I had responded to an advert in “The Stage” for a stage management job, and didn’t actually go for an interview, surprisingly. I just turned up in Keswick at the theatre at the beginning of the season, and we started rehearsals for the first play, and had never met any of the actors, the director, stage manager or anyone at all. Looking back this seems quite incredible, that I just went off without asking any questions about where I was to live when I was there, and even more so that the company took me on without any sort of reference, or without even going for an interview. 
We did four plays, as I’ve mentioned. The first one we rehearsed was “How The Other Half Loves” by Alan Ayckbourn. This had about three-four weeks rehearsal and then it opened, and then the second play was rehearsed.  I seem to remember it was a play by Hugh Leonard called “The Patrick Pearce Motel.” Then that was opened and joined the first play in repertoire. This was eventually joined by the third play, “The Man With A Load Of Mischief" by Ashley Dukes. The fourth, and final play was “Romeo and Jeanette” By Jean Anouilh.

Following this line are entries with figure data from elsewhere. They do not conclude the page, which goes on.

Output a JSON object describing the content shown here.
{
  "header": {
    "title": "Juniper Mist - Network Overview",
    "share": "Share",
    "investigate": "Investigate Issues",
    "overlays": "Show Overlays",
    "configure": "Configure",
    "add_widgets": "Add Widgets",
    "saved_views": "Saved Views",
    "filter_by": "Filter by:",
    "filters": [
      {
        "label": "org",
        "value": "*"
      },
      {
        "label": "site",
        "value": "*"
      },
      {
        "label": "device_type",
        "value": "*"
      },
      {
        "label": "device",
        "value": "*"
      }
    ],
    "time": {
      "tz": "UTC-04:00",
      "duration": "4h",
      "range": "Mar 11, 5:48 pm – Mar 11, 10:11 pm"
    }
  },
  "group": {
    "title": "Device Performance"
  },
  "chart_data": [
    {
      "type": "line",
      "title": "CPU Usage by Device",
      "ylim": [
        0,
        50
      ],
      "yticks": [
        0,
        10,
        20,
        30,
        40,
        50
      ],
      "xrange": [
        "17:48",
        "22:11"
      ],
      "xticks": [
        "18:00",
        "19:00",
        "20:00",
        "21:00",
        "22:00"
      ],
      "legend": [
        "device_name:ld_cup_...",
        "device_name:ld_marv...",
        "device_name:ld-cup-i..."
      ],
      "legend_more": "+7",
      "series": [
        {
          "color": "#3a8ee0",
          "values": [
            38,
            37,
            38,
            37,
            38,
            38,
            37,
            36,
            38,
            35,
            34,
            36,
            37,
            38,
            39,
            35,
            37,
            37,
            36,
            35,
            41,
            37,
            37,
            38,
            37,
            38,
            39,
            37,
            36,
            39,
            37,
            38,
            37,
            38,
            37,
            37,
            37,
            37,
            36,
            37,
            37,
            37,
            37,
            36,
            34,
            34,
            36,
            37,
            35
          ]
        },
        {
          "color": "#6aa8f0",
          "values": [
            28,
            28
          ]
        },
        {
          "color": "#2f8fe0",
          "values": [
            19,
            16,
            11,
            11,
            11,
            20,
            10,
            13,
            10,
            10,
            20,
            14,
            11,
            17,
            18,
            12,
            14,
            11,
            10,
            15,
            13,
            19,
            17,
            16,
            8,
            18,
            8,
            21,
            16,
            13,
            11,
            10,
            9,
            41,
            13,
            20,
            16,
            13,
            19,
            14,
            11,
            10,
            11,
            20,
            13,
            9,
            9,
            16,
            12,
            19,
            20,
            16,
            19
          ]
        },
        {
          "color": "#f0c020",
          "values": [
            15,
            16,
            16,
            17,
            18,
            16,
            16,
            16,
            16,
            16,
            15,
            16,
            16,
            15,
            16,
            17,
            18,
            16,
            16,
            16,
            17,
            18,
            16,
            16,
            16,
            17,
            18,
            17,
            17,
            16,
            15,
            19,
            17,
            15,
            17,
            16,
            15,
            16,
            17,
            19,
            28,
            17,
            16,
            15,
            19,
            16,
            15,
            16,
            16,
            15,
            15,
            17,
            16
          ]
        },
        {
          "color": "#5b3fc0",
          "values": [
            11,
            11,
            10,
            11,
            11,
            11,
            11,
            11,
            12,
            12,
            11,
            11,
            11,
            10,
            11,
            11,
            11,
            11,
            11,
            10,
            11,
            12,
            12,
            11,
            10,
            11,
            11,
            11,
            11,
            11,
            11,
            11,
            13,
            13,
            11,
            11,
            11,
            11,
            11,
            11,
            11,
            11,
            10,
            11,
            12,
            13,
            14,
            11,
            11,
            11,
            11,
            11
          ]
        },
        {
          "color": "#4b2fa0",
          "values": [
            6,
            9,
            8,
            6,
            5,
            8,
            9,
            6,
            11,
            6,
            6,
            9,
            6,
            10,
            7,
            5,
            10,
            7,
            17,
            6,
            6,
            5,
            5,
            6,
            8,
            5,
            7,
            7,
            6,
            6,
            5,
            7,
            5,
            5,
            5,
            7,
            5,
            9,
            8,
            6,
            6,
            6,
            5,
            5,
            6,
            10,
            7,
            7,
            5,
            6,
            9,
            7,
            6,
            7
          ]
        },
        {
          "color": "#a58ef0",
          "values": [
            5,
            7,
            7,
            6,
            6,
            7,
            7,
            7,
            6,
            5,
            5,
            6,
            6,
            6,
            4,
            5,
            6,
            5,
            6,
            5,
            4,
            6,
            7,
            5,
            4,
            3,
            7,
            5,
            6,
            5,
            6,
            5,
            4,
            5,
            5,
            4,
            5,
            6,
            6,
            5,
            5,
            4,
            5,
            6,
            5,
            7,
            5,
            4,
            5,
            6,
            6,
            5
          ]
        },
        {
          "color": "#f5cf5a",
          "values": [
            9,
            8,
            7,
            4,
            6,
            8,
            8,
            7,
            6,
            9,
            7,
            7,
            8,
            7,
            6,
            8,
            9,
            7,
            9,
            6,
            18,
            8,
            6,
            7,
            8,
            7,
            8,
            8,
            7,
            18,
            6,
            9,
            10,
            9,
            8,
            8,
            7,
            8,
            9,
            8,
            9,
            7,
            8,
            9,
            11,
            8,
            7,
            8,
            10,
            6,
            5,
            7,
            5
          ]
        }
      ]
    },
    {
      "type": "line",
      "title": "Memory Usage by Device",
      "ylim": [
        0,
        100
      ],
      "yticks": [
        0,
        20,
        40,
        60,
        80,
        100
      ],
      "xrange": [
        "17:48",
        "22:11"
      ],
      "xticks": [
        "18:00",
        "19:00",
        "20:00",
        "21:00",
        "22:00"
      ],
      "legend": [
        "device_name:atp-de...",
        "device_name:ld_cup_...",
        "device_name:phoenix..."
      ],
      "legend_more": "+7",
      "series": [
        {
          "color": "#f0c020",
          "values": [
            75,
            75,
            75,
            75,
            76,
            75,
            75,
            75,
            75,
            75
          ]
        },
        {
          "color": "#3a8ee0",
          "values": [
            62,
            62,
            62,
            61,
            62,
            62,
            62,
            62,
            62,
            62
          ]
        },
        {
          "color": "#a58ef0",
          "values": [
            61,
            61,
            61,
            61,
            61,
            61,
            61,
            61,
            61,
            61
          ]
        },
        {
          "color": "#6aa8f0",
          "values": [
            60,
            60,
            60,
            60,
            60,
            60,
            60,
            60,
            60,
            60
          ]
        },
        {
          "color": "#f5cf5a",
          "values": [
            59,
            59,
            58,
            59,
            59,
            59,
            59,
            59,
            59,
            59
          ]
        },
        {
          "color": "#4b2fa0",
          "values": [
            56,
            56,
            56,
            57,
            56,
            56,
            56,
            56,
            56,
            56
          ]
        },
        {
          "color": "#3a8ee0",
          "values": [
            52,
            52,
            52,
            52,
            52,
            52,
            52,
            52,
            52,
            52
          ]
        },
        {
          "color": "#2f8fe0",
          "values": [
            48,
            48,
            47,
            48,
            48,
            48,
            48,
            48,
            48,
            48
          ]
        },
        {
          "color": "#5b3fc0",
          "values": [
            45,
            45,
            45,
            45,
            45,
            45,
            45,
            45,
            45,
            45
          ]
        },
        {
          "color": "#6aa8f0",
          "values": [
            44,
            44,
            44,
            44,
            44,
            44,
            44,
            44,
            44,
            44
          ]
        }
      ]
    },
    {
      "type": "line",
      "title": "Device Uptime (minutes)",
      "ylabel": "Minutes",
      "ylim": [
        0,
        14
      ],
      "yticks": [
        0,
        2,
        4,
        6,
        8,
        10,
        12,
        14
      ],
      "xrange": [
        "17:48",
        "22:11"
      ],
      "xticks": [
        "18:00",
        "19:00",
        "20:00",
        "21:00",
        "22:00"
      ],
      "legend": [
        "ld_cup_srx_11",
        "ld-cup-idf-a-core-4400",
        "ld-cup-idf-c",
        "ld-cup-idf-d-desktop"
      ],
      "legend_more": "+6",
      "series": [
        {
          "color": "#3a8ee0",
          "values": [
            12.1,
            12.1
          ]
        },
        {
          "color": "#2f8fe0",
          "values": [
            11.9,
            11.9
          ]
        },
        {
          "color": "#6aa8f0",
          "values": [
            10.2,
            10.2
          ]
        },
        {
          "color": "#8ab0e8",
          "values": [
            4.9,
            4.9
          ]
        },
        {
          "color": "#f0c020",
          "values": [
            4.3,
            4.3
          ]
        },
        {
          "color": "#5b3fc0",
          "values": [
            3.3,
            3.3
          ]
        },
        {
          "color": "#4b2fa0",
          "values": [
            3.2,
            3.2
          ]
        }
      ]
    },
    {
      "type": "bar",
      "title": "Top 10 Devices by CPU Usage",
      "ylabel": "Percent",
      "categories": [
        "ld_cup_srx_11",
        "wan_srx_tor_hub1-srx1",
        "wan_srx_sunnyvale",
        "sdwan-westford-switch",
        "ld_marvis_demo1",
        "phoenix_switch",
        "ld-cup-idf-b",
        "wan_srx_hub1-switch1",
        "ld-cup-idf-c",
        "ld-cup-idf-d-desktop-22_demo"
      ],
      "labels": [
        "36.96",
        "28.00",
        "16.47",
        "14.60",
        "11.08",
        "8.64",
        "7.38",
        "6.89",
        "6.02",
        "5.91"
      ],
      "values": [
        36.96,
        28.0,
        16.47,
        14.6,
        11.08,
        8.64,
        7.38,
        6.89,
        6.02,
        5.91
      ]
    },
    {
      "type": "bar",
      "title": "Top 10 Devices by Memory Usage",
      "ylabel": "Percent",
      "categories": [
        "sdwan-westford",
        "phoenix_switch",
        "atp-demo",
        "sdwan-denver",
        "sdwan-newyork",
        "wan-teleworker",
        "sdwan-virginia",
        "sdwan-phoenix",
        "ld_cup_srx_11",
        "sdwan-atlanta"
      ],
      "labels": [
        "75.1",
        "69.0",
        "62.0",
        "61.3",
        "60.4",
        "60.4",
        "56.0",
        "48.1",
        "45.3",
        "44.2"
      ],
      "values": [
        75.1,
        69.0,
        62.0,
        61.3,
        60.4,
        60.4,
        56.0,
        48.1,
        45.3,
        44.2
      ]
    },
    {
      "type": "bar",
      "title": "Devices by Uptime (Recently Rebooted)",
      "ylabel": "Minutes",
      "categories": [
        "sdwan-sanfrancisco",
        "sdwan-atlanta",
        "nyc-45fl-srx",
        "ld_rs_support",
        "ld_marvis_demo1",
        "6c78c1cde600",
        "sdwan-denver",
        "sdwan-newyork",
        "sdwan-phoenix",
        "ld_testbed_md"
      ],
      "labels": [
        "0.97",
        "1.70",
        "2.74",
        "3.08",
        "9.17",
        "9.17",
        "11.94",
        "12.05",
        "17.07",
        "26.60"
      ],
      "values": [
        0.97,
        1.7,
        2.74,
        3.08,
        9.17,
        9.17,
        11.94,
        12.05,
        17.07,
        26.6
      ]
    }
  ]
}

We had fun with this last play. The director, John Ridley, had a rather mad idea, which he announced during the first day of rehearsal. When the curtain went up at the beginning of the play he wanted the stage empty, all except a cockerel. Now, not a stuffed one, or one in a cage, but a real, live one, sitting on the table in the centre of the stage. Well, you can imagine what members of stage management had to say about this daft idea. How can you expect a cockerel to just sit or stand on the table and not move, and not merely fly out into the audience and cause chaos, or even fly off into the wings of the stage (sorry, no pun intended.) First and foremost we had to find a cockerel, and then ‘train’ it to sit on the table and not move. And, unbelievable at it may seem, this cockerel (called Leon) did precisely as it was told and every single performance it stood on the table when the curtain went up and didn’t budge and inch!

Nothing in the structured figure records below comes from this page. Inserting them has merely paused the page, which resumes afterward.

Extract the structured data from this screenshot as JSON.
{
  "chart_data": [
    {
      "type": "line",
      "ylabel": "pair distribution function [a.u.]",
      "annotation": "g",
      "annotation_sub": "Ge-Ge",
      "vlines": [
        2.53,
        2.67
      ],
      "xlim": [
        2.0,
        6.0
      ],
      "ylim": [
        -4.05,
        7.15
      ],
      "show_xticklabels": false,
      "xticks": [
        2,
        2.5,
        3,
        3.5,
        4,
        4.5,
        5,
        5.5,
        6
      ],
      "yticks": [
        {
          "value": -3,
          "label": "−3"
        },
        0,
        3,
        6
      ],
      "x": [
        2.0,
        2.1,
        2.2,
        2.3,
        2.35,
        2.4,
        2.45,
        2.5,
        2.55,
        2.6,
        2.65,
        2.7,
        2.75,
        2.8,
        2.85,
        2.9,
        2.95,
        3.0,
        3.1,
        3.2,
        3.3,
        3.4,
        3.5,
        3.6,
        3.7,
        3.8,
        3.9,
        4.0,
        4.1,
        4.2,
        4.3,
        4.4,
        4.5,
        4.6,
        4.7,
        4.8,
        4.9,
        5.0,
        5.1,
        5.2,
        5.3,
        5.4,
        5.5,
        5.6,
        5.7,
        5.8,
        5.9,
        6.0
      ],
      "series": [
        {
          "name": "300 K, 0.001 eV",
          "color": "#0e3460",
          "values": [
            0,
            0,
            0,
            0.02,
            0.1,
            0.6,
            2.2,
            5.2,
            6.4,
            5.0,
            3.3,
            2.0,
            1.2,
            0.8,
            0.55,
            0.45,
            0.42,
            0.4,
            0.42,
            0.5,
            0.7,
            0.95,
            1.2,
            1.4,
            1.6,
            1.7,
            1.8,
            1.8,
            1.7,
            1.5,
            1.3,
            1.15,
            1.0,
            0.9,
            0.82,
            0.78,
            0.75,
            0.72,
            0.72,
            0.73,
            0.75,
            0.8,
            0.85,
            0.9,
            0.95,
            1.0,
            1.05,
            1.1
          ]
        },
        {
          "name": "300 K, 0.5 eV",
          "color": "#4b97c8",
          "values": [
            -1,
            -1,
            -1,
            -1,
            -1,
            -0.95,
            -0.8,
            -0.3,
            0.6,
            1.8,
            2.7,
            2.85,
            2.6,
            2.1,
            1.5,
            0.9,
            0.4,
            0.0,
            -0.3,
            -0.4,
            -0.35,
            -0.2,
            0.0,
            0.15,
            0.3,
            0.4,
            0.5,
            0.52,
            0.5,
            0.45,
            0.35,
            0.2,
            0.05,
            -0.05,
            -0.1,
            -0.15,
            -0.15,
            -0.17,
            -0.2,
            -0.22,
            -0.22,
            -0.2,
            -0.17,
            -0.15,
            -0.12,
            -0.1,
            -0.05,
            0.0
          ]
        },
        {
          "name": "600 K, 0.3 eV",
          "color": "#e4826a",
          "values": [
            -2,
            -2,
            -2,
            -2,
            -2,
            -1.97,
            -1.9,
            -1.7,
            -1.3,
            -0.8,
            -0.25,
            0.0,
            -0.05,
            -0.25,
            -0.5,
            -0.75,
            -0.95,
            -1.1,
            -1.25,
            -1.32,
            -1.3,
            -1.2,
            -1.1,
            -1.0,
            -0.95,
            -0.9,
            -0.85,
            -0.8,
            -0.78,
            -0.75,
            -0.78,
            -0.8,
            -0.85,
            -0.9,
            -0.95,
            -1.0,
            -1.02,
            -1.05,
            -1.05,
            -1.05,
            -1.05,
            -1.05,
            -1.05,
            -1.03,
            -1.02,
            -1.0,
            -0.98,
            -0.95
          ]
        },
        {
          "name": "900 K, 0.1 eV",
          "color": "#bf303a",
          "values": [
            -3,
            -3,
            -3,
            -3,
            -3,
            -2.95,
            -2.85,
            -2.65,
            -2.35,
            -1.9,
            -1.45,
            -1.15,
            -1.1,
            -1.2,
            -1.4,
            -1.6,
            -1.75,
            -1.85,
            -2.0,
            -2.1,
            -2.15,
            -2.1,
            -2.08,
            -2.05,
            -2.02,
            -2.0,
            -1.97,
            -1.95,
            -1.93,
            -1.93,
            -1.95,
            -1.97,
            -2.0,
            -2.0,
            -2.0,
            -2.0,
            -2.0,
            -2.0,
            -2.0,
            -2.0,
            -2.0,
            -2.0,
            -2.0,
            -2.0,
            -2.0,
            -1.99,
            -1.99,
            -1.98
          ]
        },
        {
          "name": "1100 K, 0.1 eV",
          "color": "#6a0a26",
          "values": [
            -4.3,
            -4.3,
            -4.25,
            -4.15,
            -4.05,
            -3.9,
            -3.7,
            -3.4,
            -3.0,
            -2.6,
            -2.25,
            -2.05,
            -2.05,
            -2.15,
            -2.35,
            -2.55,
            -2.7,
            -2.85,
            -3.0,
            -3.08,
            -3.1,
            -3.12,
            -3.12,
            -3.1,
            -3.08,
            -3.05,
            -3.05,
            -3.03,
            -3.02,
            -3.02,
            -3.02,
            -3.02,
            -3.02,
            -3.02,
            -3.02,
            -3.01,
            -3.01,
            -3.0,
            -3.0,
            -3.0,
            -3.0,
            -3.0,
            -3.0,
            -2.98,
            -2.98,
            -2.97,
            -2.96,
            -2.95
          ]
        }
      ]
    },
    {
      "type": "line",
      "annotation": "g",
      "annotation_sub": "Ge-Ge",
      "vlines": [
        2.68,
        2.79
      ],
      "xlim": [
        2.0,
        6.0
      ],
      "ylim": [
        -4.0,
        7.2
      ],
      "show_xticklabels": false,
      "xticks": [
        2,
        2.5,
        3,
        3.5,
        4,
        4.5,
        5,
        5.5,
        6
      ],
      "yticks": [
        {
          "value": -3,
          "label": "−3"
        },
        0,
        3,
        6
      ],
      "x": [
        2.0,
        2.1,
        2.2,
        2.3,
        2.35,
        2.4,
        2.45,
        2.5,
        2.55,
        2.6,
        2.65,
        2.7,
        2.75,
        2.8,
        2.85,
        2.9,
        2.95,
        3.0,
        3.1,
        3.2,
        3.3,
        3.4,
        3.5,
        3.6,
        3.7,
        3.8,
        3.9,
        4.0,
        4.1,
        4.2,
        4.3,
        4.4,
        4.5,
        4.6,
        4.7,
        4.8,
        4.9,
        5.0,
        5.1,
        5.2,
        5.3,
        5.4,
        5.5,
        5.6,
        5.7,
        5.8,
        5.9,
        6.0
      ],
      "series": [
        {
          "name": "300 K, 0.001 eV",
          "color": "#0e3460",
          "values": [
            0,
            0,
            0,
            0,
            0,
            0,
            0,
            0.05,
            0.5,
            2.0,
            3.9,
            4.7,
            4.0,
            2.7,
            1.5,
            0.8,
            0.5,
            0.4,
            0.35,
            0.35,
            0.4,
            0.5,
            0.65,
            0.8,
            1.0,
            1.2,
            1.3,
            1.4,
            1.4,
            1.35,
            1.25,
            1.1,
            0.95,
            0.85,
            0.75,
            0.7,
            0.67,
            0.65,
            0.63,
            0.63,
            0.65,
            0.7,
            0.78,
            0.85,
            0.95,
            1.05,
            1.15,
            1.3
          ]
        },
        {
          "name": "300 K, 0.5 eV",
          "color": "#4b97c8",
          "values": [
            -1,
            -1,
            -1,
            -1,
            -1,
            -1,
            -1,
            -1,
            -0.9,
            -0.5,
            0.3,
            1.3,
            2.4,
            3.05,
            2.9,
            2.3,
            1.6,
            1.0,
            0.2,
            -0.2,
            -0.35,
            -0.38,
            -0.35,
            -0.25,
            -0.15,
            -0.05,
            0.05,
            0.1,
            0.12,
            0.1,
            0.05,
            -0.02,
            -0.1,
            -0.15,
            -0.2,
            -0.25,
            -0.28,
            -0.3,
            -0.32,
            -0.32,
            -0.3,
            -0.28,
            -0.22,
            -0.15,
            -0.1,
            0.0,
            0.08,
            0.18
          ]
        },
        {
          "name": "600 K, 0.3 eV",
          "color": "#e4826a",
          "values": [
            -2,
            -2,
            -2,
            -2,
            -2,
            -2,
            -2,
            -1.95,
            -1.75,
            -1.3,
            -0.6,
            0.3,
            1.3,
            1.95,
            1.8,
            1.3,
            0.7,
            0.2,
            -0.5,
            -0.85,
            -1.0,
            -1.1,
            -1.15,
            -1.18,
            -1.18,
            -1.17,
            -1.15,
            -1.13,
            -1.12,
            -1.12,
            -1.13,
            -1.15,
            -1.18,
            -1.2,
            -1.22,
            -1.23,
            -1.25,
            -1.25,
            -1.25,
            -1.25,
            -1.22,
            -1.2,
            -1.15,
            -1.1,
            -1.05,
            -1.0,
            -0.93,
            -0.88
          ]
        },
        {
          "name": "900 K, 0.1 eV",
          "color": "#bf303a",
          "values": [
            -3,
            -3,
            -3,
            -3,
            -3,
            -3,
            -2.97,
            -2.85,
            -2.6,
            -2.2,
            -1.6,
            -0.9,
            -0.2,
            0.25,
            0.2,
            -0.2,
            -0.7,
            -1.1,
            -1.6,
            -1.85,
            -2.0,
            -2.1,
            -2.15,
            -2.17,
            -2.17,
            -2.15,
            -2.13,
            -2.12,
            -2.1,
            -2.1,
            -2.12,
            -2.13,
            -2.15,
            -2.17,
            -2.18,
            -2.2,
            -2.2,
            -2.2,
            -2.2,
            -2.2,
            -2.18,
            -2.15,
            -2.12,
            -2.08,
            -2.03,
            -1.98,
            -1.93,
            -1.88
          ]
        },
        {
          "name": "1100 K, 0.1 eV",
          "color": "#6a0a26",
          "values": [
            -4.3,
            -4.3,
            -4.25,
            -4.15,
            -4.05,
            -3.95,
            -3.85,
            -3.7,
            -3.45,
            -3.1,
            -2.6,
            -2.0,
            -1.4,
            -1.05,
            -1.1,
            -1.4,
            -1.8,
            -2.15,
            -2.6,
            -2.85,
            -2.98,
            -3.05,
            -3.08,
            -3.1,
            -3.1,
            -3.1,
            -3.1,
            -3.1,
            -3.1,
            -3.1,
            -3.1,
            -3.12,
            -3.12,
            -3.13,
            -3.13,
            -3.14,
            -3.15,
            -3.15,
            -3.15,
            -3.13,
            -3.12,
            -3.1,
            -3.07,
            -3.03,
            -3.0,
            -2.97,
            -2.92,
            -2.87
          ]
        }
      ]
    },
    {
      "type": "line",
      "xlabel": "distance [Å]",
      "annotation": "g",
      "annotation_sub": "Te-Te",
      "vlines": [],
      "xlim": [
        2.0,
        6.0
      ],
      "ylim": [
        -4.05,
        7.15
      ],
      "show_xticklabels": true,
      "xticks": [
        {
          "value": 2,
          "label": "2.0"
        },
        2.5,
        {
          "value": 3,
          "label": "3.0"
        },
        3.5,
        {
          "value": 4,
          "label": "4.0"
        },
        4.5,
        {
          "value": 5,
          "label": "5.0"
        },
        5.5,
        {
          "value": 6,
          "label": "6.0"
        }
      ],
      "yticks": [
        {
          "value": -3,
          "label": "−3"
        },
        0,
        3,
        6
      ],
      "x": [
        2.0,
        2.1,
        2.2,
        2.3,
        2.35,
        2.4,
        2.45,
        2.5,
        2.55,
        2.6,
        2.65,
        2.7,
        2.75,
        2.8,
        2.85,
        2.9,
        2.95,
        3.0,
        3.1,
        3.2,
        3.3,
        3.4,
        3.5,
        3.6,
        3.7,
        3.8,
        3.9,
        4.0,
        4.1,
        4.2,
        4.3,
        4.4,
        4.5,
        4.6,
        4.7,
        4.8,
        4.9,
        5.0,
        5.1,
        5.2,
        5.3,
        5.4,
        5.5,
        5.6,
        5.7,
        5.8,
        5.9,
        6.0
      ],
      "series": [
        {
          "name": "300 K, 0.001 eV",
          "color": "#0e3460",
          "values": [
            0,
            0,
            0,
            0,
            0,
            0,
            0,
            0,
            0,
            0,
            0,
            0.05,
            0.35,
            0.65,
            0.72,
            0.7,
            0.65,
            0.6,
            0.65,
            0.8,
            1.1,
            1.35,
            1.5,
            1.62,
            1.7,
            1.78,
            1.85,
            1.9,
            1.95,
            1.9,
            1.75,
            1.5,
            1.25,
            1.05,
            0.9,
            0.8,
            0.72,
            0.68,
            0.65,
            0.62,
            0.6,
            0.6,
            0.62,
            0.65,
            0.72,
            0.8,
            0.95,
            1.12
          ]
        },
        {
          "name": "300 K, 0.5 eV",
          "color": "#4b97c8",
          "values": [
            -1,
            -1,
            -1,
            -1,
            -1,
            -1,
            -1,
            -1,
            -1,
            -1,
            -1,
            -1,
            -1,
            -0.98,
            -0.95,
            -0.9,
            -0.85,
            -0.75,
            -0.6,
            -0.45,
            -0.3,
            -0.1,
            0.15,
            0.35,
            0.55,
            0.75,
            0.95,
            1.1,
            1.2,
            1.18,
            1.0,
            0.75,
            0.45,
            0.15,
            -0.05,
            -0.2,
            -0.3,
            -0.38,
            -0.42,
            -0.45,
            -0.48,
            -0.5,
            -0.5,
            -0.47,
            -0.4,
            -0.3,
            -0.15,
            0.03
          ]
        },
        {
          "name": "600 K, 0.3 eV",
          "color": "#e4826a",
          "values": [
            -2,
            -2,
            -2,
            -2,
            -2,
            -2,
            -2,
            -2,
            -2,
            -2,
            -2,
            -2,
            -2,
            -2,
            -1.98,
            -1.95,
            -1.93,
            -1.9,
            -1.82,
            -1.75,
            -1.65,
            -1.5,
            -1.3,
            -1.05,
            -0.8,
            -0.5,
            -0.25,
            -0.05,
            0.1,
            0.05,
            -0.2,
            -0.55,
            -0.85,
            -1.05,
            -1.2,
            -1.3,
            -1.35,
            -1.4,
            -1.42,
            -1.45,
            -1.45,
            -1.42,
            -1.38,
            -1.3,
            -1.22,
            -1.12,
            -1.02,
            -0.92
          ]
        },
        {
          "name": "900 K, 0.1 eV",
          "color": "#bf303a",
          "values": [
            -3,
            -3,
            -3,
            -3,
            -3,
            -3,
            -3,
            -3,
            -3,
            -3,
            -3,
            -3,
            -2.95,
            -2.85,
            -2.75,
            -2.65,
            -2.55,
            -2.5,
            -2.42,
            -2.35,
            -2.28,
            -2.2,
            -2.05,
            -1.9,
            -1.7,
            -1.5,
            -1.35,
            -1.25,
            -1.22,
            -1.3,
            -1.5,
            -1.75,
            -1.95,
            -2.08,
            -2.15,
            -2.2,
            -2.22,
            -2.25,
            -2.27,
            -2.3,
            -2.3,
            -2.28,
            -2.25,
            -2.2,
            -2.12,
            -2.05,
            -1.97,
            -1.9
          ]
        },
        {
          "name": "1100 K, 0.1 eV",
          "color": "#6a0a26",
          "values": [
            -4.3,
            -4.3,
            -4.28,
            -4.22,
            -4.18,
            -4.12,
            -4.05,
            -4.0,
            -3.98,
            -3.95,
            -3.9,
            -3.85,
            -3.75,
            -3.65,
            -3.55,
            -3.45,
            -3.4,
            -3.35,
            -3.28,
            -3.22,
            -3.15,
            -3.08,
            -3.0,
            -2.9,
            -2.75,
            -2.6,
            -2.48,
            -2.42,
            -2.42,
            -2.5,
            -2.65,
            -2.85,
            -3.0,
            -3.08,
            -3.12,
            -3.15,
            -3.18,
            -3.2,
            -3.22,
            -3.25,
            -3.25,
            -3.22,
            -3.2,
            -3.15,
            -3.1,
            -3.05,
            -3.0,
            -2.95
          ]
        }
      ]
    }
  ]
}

At one point during this play the cockerel is taken off stage and is slaughtered and then returns on stage, dead, with it’s head removed, readly to be plucked and then, finally cooked and eaten! Well, obviously, we couldn’t do this with a real bird every performance, so we had to make a ‘prop’ bird, as near as possible identical to the live Leon the Cockrel. The wardrobe lady made a sort of stuffed toy version of Leon out of fur fabric which had been died to resemble as near as possible the same colour as the real bird, but minus it’s head! It had wings and a tail added and looked quite convincing. We then needed some tail feathers and a few feather on it’s wings. Unfortunately the real Leon was reluctant to give us any of his feathers for his duplicate, so we had to wait until some of his feather fell out, which really didn’t happen, so we had to pull a hand-full out of his rear end and then sew them into the prop version. 
We did do a fifth play, I seem to remember. It was "Time and Time Again", yet another Acckbourn play. It wasn't performed in Keswick, but taken to Carlisle and presented at a hall there, not a proper theatre. I cannot see what the idea of this was, as we played to non-existant audiences. This was after the run of the four plays in the Century came to an end (or it may have been mid-way through the season, my memory is somewhat hazy on that issue.) We also did some lunchtime theatre, a very short one-act play, toured around village halls and small venues around Cumbria, which was done during the day, once all the four plays in the season were up and running.